Are the assumptions of simple linear regression met?

  1. Linearity: The relationship between X and the mean of Y is not linear. Based on the Residuals vs. Fitted plot, the the red line exhibits a quadratic relationship and is not linear.

  2. Homoscedasticity: The variance of residual is not the same for any value of X. The Scale-Location plot shows the residuals are not spread equally along the ranges of predictor.

  3. Independence: Observations are not independent of each other. Upon examining the Residuals vs. Fitted plot, we can see a correlation between the variables.

  4. Multivariate Normality: The nearly normal residual condition doesn’t seem to be met based on the histogram of residuals shown below show the residuals are heavily left skew.

How good is the model? Are the assumptions of simple linear regression met?

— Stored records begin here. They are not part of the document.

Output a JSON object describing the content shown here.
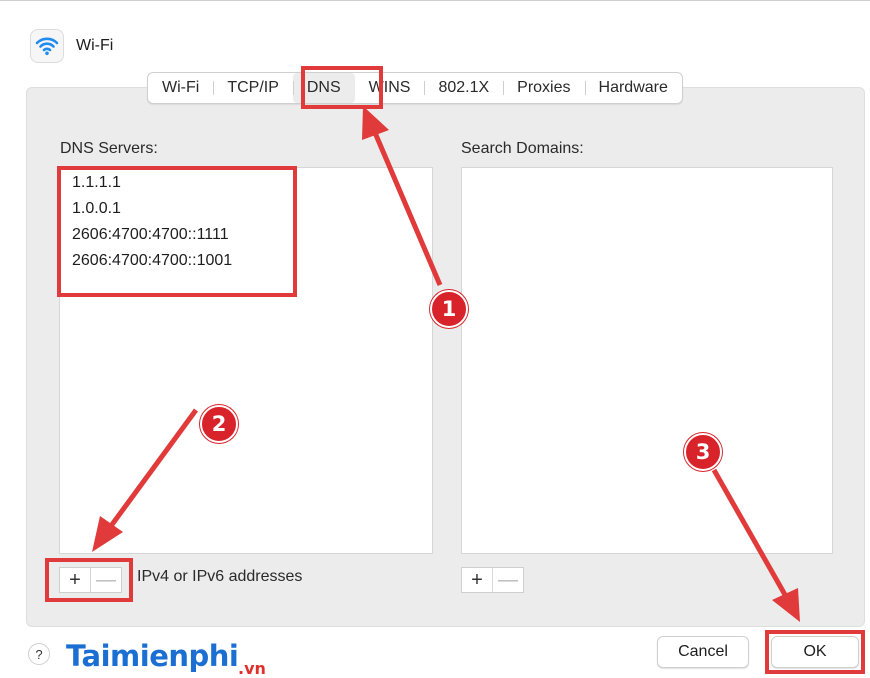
{
  "window": {
    "title": "Wi-Fi",
    "icon": "wifi-icon"
  },
  "tabs": [
    {
      "label": "Wi-Fi",
      "active": false
    },
    {
      "label": "TCP/IP",
      "active": false
    },
    {
      "label": "DNS",
      "active": true
    },
    {
      "label": "WINS",
      "active": false
    },
    {
      "label": "802.1X",
      "active": false
    },
    {
      "label": "Proxies",
      "active": false
    },
    {
      "label": "Hardware",
      "active": false
    }
  ],
  "dns_servers": {
    "label": "DNS Servers:",
    "entries": [
      "1.1.1.1",
      "1.0.0.1",
      "2606:4700:4700::1111",
      "2606:4700:4700::1001"
    ],
    "add_label": "+",
    "remove_label": "—",
    "hint": "IPv4 or IPv6 addresses"
  },
  "search_domains": {
    "label": "Search Domains:",
    "entries": [],
    "add_label": "+",
    "remove_label": "—"
  },
  "footer": {
    "help_label": "?",
    "cancel_label": "Cancel",
    "ok_label": "OK"
  },
  "annotations": {
    "step1": "1",
    "step2": "2",
    "step3": "3",
    "highlight_color": "#e13a3a",
    "step_color": "#d8232a"
  },
  "watermark": {
    "brand": "Taimienphi",
    "suffix": ".vn",
    "brand_color": "#1b6fd2",
    "suffix_color": "#e0302b"
  }
}
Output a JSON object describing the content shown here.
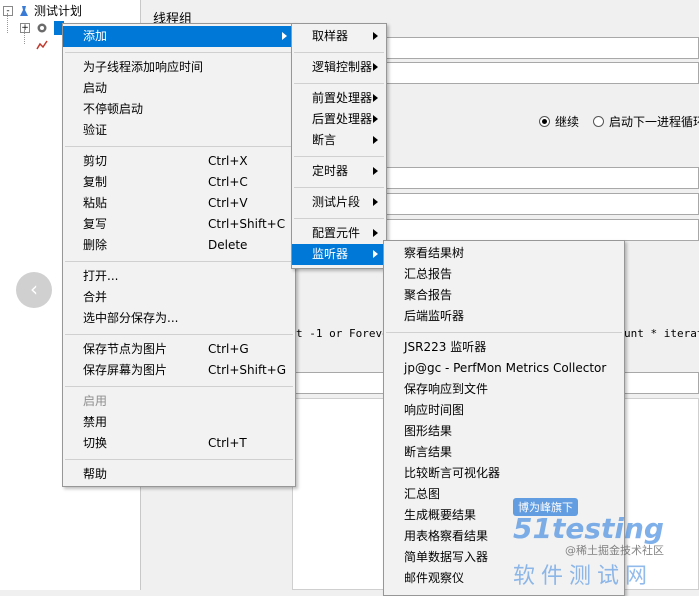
{
  "tree": {
    "root": "测试计划",
    "expand": "+",
    "collapse": "-"
  },
  "panel": {
    "title": "线程组",
    "radio_continue": "继续",
    "radio_next_loop": "启动下一进程循环",
    "loop_hint": "t -1 or Forever",
    "loop_hint_right": "unt * iterat"
  },
  "menu1": {
    "items": [
      {
        "label": "添加",
        "shortcut": "",
        "submenu": true,
        "selected": true
      },
      {
        "label": "为子线程添加响应时间",
        "shortcut": ""
      },
      {
        "label": "启动",
        "shortcut": ""
      },
      {
        "label": "不停顿启动",
        "shortcut": ""
      },
      {
        "label": "验证",
        "shortcut": ""
      },
      {
        "label": "剪切",
        "shortcut": "Ctrl+X"
      },
      {
        "label": "复制",
        "shortcut": "Ctrl+C"
      },
      {
        "label": "粘贴",
        "shortcut": "Ctrl+V"
      },
      {
        "label": "复写",
        "shortcut": "Ctrl+Shift+C"
      },
      {
        "label": "删除",
        "shortcut": "Delete"
      },
      {
        "label": "打开...",
        "shortcut": ""
      },
      {
        "label": "合并",
        "shortcut": ""
      },
      {
        "label": "选中部分保存为...",
        "shortcut": ""
      },
      {
        "label": "保存节点为图片",
        "shortcut": "Ctrl+G"
      },
      {
        "label": "保存屏幕为图片",
        "shortcut": "Ctrl+Shift+G"
      },
      {
        "label": "启用",
        "shortcut": "",
        "disabled": true
      },
      {
        "label": "禁用",
        "shortcut": ""
      },
      {
        "label": "切换",
        "shortcut": "Ctrl+T"
      },
      {
        "label": "帮助",
        "shortcut": ""
      }
    ]
  },
  "menu2": {
    "items": [
      {
        "label": "取样器"
      },
      {
        "label": "逻辑控制器"
      },
      {
        "label": "前置处理器"
      },
      {
        "label": "后置处理器"
      },
      {
        "label": "断言"
      },
      {
        "label": "定时器"
      },
      {
        "label": "测试片段"
      },
      {
        "label": "配置元件"
      },
      {
        "label": "监听器",
        "selected": true
      }
    ]
  },
  "menu3": {
    "items": [
      "察看结果树",
      "汇总报告",
      "聚合报告",
      "后端监听器",
      "JSR223 监听器",
      "jp@gc - PerfMon Metrics Collector",
      "保存响应到文件",
      "响应时间图",
      "图形结果",
      "断言结果",
      "比较断言可视化器",
      "汇总图",
      "生成概要结果",
      "用表格察看结果",
      "简单数据写入器",
      "邮件观察仪"
    ]
  },
  "watermark": {
    "tag": "博为峰旗下",
    "logo": "51testing",
    "sub": "软件测试网",
    "credit": "@稀土掘金技术社区"
  },
  "nav": {
    "prev": "‹"
  }
}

The model is not that great given the criteria mentioned above because the conditions are not met

Question 5

Forecast LifeExp when PropMD=.03 and TotExp = 14. Does this forecast seem realistic? Why or why not?

Solution 5

b0 <- 6.277 * 10^1
b1 <- 1.497 * 10^3
b2 <- 7.233 * 10^-5
b3 <- -6.026 * 10^-3
#PropMD
x1 <- .03 
#TotExp
x2 <- 14 
y = b0 + (b1 * x1) + (b2 * x2) + (b3 * x1 * x2)
y
## [1] 107.6785
max(who$LifeExp)
## [1] 83
mean(who$LifeExp)
## [1] 67.37895

The forecasted life expectancy using the linear model from exercise 4 is 107.7. This forecast is unrealistic with the actual data because the maximum life expectancy from the WHO data is 83 and the mean of all life expectancies is 67.4.